Apomixis and strategies to induce apomixis to preserve hybrid vigor for multiple generations

Abstract

Hybrid seeds of several important crops with supreme qualities including yield, biotic and abiotic stress tolerance have been cultivated for decades. Thus far, a major challenge with hybrid seeds is that they do not have the ability to produce plants with the same qualities over subsequent generations. Apomixis, an asexual mode of reproduction by avoiding meiosis, exists naturally in flowering plants, and ultimately leads to seed production. Apomixis has the potential to preserve hybrid vigor for multiple generations in economically important plant genotypes. The evolution and genetics of asexual seed production are unclear, and much more effort will be required to determine the genetic architecture of this phenomenon. To fix hybrid vigor, synthetic apomixis has been suggested. The development of MiMe (mitosis instead of meiosis) genotypes has been utilized for clonal gamete production. However, the identification and parental origin of genes responsible for synthetic apomixis are little known and need further clarification. Genome modifications utilizing genome editing technologies (GETs), such as clustered regularly interspaced short palindromic repeats (CRISPR)/CRISPR-associated protein (cas), a reverse genetics tool, have paved the way toward the utilization of emerging technologies in plant molecular biology. Over the last decade, several genes in important crops have been successfully edited. The vast availability of GETs has made functional genomics studies easy to conduct in crops important for food security. Disruption in the expression of genes specific to egg cell MATRILINEAL (MTL) through the CRISPR/Cas genome editing system promotes the induction of haploid seed, whereas triple knockout of the Baby Boom (BBM) genes BBM1, BBM2, and BBM3 cause embryo arrest and abortion, which can be fully rescued by male-transmitted BBM1. The establishment of synthetic apomixis by engineering the MiMe genotype by genome editing of BBM1 expression or disruption of MTL leads to clonal seed production and heritability for multiple generations. In the present review, we discuss current developments related to the use of CRISPR/Cas technology in plants and the possibility of promoting apomixis in crops to preserve hybrid vigor. In addition, genetics, evolution, epigenetic modifications, and strategies for MiMe genotype development are discussed in detail.

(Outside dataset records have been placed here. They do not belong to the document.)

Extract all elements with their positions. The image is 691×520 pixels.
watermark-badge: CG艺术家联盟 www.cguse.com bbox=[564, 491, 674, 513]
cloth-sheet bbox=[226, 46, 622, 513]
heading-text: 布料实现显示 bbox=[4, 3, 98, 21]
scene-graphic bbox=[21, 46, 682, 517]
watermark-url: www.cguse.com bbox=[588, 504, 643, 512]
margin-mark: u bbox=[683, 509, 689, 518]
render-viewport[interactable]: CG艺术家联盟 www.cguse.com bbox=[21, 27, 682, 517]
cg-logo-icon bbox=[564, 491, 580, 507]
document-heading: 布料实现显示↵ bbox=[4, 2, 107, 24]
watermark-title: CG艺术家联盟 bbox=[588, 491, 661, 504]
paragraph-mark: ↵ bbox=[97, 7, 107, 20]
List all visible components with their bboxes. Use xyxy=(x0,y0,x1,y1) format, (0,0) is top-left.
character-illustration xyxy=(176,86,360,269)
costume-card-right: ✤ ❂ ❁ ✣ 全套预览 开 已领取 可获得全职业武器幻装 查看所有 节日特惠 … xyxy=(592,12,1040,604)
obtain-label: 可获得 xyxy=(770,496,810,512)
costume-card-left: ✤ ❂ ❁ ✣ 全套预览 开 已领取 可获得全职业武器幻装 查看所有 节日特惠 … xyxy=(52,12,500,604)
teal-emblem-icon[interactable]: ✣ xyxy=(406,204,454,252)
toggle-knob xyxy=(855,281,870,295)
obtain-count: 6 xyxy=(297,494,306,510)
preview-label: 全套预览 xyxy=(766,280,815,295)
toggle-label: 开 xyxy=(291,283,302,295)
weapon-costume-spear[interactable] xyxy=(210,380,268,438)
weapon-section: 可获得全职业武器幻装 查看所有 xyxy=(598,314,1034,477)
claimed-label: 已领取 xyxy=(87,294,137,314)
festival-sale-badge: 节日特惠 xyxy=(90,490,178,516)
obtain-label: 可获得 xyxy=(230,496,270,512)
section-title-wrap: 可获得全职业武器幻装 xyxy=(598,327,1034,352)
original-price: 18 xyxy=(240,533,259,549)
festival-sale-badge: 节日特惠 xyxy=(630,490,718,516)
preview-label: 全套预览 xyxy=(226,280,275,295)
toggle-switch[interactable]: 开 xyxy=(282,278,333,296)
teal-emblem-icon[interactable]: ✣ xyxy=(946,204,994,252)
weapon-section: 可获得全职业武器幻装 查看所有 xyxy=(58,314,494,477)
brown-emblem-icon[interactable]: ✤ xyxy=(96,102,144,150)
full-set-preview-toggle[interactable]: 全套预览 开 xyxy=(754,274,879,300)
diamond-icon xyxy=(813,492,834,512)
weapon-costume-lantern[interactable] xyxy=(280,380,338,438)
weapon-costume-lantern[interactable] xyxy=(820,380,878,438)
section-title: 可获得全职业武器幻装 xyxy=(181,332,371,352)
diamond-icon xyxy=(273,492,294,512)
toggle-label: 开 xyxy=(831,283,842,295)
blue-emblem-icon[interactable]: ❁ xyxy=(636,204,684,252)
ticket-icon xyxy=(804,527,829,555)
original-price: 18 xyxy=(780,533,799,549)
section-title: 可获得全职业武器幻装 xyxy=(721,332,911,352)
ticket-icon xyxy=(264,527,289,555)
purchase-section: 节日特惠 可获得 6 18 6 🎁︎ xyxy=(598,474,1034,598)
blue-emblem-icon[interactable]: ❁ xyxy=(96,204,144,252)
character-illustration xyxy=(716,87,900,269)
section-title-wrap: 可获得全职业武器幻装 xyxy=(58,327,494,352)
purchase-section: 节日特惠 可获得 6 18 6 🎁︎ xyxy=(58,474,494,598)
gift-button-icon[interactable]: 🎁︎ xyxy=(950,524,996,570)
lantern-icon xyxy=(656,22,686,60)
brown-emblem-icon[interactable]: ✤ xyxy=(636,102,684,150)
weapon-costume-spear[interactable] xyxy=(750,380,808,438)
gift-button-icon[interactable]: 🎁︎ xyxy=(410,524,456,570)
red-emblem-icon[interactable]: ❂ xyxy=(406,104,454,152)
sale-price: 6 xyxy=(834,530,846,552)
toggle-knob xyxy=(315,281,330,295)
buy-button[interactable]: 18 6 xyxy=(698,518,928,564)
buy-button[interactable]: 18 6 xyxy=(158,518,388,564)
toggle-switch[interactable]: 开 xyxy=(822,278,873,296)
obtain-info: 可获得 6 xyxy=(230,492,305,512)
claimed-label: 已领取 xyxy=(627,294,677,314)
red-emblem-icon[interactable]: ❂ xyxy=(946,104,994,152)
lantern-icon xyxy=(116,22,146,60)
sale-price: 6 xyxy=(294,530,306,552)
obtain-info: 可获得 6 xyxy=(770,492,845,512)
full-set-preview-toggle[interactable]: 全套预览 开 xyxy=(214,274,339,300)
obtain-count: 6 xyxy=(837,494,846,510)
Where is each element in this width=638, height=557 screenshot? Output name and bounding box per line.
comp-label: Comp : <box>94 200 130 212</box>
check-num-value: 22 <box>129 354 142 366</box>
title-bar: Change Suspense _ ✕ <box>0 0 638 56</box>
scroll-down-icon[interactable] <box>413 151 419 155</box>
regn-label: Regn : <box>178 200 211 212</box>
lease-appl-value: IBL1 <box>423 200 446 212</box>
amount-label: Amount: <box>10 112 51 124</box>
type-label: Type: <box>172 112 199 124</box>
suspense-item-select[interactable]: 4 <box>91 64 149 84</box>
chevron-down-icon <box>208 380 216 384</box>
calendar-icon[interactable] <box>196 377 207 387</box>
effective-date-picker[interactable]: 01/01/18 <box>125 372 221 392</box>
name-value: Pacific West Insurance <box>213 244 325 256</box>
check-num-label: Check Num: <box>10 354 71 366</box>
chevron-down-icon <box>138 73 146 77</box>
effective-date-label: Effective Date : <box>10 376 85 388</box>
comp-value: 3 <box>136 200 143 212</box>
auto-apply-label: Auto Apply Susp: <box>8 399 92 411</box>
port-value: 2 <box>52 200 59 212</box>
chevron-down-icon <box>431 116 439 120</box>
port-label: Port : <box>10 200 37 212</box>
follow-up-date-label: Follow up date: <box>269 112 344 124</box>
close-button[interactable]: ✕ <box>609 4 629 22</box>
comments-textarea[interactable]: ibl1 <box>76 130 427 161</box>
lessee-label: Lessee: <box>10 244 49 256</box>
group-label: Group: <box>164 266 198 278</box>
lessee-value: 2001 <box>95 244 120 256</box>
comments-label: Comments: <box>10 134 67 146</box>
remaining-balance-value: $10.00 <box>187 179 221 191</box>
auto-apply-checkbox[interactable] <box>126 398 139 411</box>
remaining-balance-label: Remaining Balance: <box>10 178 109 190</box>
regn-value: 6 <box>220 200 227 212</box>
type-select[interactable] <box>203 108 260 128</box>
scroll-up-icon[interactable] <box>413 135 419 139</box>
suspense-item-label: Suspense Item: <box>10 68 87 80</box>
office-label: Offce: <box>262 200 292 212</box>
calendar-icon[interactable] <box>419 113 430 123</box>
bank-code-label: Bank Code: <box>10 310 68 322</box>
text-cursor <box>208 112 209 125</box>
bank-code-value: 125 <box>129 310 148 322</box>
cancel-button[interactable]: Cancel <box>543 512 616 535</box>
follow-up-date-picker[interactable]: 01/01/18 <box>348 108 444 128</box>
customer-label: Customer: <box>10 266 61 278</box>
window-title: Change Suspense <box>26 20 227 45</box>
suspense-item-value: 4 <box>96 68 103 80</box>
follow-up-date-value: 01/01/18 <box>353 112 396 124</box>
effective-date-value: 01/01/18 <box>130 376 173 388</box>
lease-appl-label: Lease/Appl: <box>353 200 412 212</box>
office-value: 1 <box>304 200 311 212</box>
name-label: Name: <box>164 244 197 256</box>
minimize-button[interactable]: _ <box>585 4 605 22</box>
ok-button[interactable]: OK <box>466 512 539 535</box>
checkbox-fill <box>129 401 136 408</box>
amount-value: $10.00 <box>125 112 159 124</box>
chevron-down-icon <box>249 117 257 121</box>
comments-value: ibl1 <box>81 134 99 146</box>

Keywords: CRISPR/CAS system; Hybrid vigor; apomixis; flowering plants.

Figure 1.

Schematic description of the hybrid development utilizing CRISPR/Cas genome editing system. The two line hybrid development through knockout of P/TGMS = photoperiod/thermo-sensitive genic male sterile genes from elite cultivar. The selection of target in any exon of gene under consideration and later targeted modification through CRISPR/Cas technology helps to induce mutations. The frame shift mutation (Deletion and Insertion) is mostly desirable. The screening of mutants to get male sterile plants, crossing with compatible restorer generate F₁ hybrid.

Figure 2.

Illustration of the emergence of apomictic types in plants modified from Fei et al. (2019). (a) Amphimixis, (b) facultative apomixis, and (c) obligate apomixis.

Figure 3.

An illustration of promoting apomixis for hybrid vigor preservation through the CRISPR/Cas9 system. To fix hybrid vigor in F2 scientist are promoting apomixis in hybrid seed to keep intact the characteristics of F1 hybrid seed. The MiMe phenotypes is achieved through disruption of gene-controlling meiosis II which leads toward unreduced embryo sac essential for apomeiosis. However, in other case the hybrid segregate in F2 plant populations and all the important characteristics are lost. 1, Interphase; 2, Prophase-I; 3, Metaphase-I; 4, Anaphase-I; 5, Metaphase-II; 6, Anaphase-II; 7, n gametes; 8, 2 n gametes; NBTs, (new breeding techniques); P/TGMS, Cas9; CRISPR- associated protein 9, tracrRNA (trans-activating RNA).